Ленин поддержал чекистов. В результате появилось компромиссное положение, сохраняющее все права ЧК при военном положении и передающее право расстрелов трибуналам в иных случаях. Практического применения положение не получило. Пока отрабатывались инструкции, обстановка опять изменилась и все пошло по-прежнему.

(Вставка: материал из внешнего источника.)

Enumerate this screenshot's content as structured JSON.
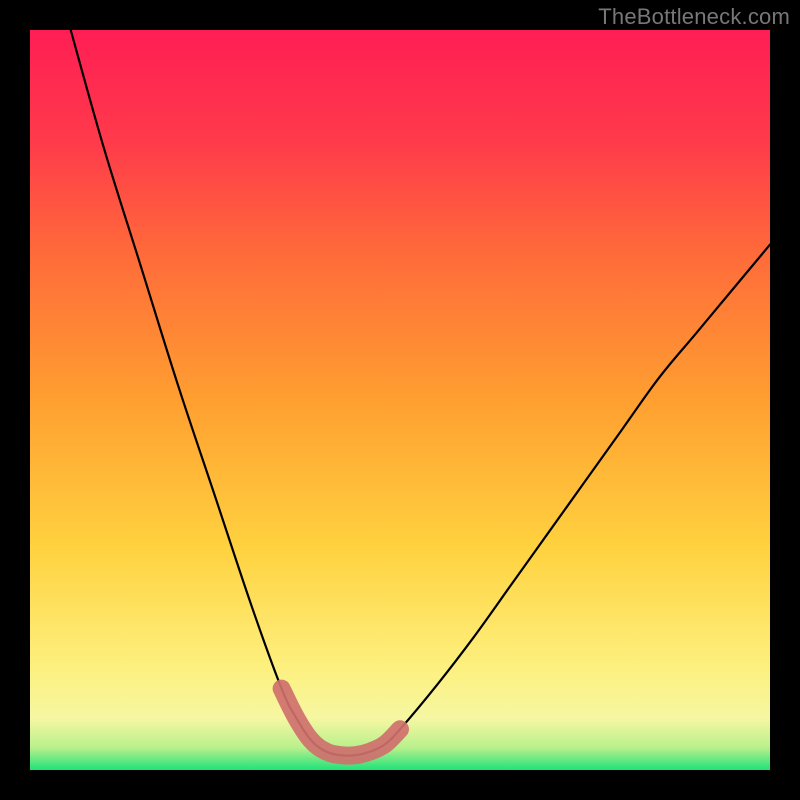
{
  "watermark": "TheBottleneck.com",
  "chart_data": {
    "type": "line",
    "title": "",
    "xlabel": "",
    "ylabel": "",
    "xlim": [
      0,
      1
    ],
    "ylim": [
      0,
      1
    ],
    "grid": false,
    "legend": false,
    "series": [
      {
        "name": "main-curve",
        "color": "#000000",
        "x": [
          0.055,
          0.1,
          0.15,
          0.2,
          0.25,
          0.3,
          0.34,
          0.36,
          0.38,
          0.4,
          0.42,
          0.44,
          0.46,
          0.48,
          0.5,
          0.55,
          0.6,
          0.65,
          0.7,
          0.75,
          0.8,
          0.85,
          0.9,
          0.95,
          1.0
        ],
        "y": [
          1.0,
          0.84,
          0.68,
          0.52,
          0.37,
          0.22,
          0.11,
          0.07,
          0.04,
          0.025,
          0.02,
          0.02,
          0.025,
          0.035,
          0.055,
          0.115,
          0.18,
          0.25,
          0.32,
          0.39,
          0.46,
          0.53,
          0.59,
          0.65,
          0.71
        ]
      },
      {
        "name": "highlight-band",
        "color": "#cf706e",
        "x": [
          0.34,
          0.36,
          0.38,
          0.4,
          0.42,
          0.44,
          0.46,
          0.48,
          0.5
        ],
        "y": [
          0.11,
          0.07,
          0.04,
          0.025,
          0.02,
          0.02,
          0.025,
          0.035,
          0.055
        ]
      }
    ],
    "background_gradient_stops": [
      {
        "y": 0.0,
        "color": "#1fe27a"
      },
      {
        "y": 0.03,
        "color": "#b8f08c"
      },
      {
        "y": 0.07,
        "color": "#f6f7a2"
      },
      {
        "y": 0.14,
        "color": "#fdf07e"
      },
      {
        "y": 0.3,
        "color": "#ffd23f"
      },
      {
        "y": 0.5,
        "color": "#ff9f30"
      },
      {
        "y": 0.7,
        "color": "#ff6a3a"
      },
      {
        "y": 0.85,
        "color": "#ff3a4b"
      },
      {
        "y": 1.0,
        "color": "#ff1e54"
      }
    ]
  }
}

Наоборот, позиции Дзержинского стали усиливаться. В связи с переводом на Украину наркома внутренних дел Петровского Дзержинский с 30.03.19, кроме ЧК, концентрирует в своих руках власть НКВД — милицию, угрозыск, войска пограничной и железнодорожной охраны, войска ВОХР (внутренней охраны). Об их численности можно судить по тому, что имелись полки ВОХР, бригады, батареи, эскадроны — все для подавления внутренних рабоче-крестьянских выступлений. Территория республики делилась на 11 секторов, в каждом был свой штаб. А центральный штаб ВОХР приравнивался к штабу фронта, и руководил им Военный совет во главе с Дзержинским.

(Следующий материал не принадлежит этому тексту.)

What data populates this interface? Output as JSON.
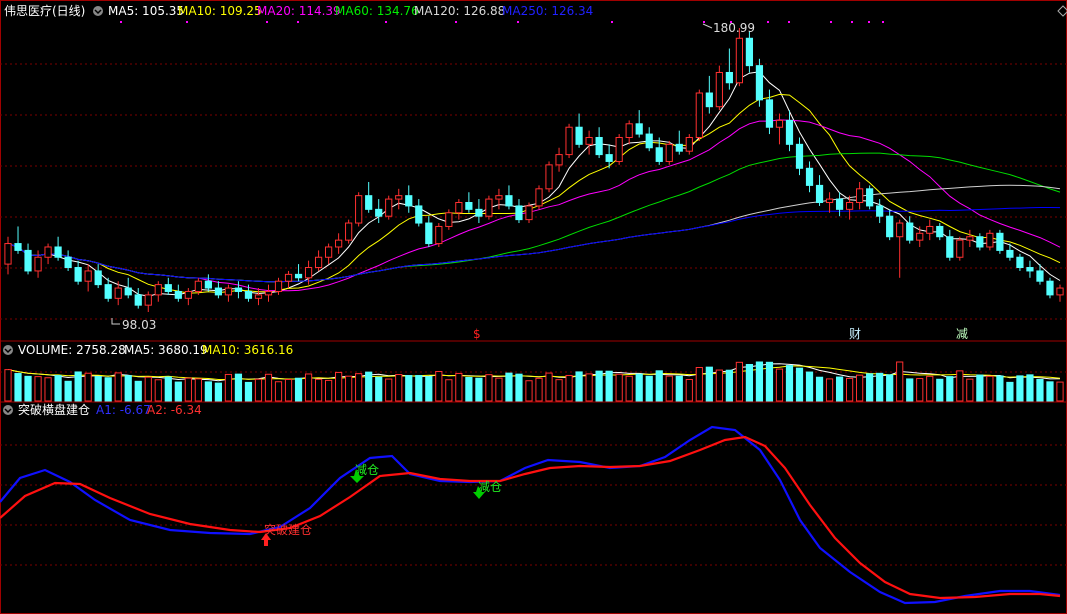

В качестве опоры большевикам настойчиво лезли и подставлялись… многократно битые ими друзья-соратники, эсеры с меньшевиками. Видя, что власть во всех областях, свергших коммунистов, ускользает от них, переходит к более умеренным кругам, они снова стали искать союза с большевиками. Объединяться с ними против общего врага — "белых генералов"! Ряд видных деятелей, Вольский, Святицкий и др., выступили с соответствующими декларациями. Образовали свой "комитет членов Учредительного Собрания" (разогнанного союзниками-большевиками), который выпустил воззвание "Ко всем гражданам Российской республики", призывая "трудовую демократию" к борьбе с "черносотенной реакцией областных правительств", к вооруженному выступлению против "героев контрреволюционных вожделений". Где-то в феврале меньшевики и часть эсеров заключили с коммунистами формальное перемирие. Большевистская сторона, правда, воспринимала перемирие своеобразно, т. е. односторонне, ничем себя не стесняя. Например, 25.03 ЦК РКП(б) поручил ВЧК "взять под наблюдение" правых эсеров, а 28.05 направил "на места" циркуляр об аресте меньшевистских и эсеровских деятелей. Но это же мелочи, правда? Социал-демократические партии продолжали слепо и настойчиво подставлять свои задницы в качестве союзников.
А что для большевиков оказалось особенно благоприятным — так это международное положение. Революции в Берлине, Венгрии, Баварии открывали реальные перспективы общеевропейского революционного пожара. Ленинский план по созданию к весне трехмиллионной армии выполнить, правда, не удалось. Но полуторамиллионная была. И на картах обозначилось новое направление главного удара — с Украины в Венгрию. А главная угроза власти коммунистов, которой они так боялись — угроза активного вмешательства мирового сообщества, — к весне 19-го совершенно рассеялась. Мало того, коммунисты даже стали получать моральную поддержку со стороны культурных европейских социалистов в их культурных европейских парламентах. Нет, они не были извергами, эти культурные социалисты. Они были просто политиками. И привыкли завоевывать популярность, голоса избирателей разоблачениями «буржуазных» происков. Как же они могли иначе в российском вопросе? Лозунги-то у большевиков были вроде правильными, передовыми и социалистическими. А ЧК, разруха, продразверстка, репрессии находились далеко. Слухи о том, что творится в России, разве могли быть чем-то, кроме буржуазных выдумок? Какой здравомыслящий человек мог поверить, что в передовой европейской стране, в цивилизованном XX веке массами истребляют интеллигенцию, грабят крестьянство, морят голодом собственные города? Сам размах большевистского варварства делал его для стороннего человека неправдоподобным, обрекал правду на роль грубой фальшивки, потому что сознание нормального человека было неспособно переварить эту правду и не посчитать ее ложью.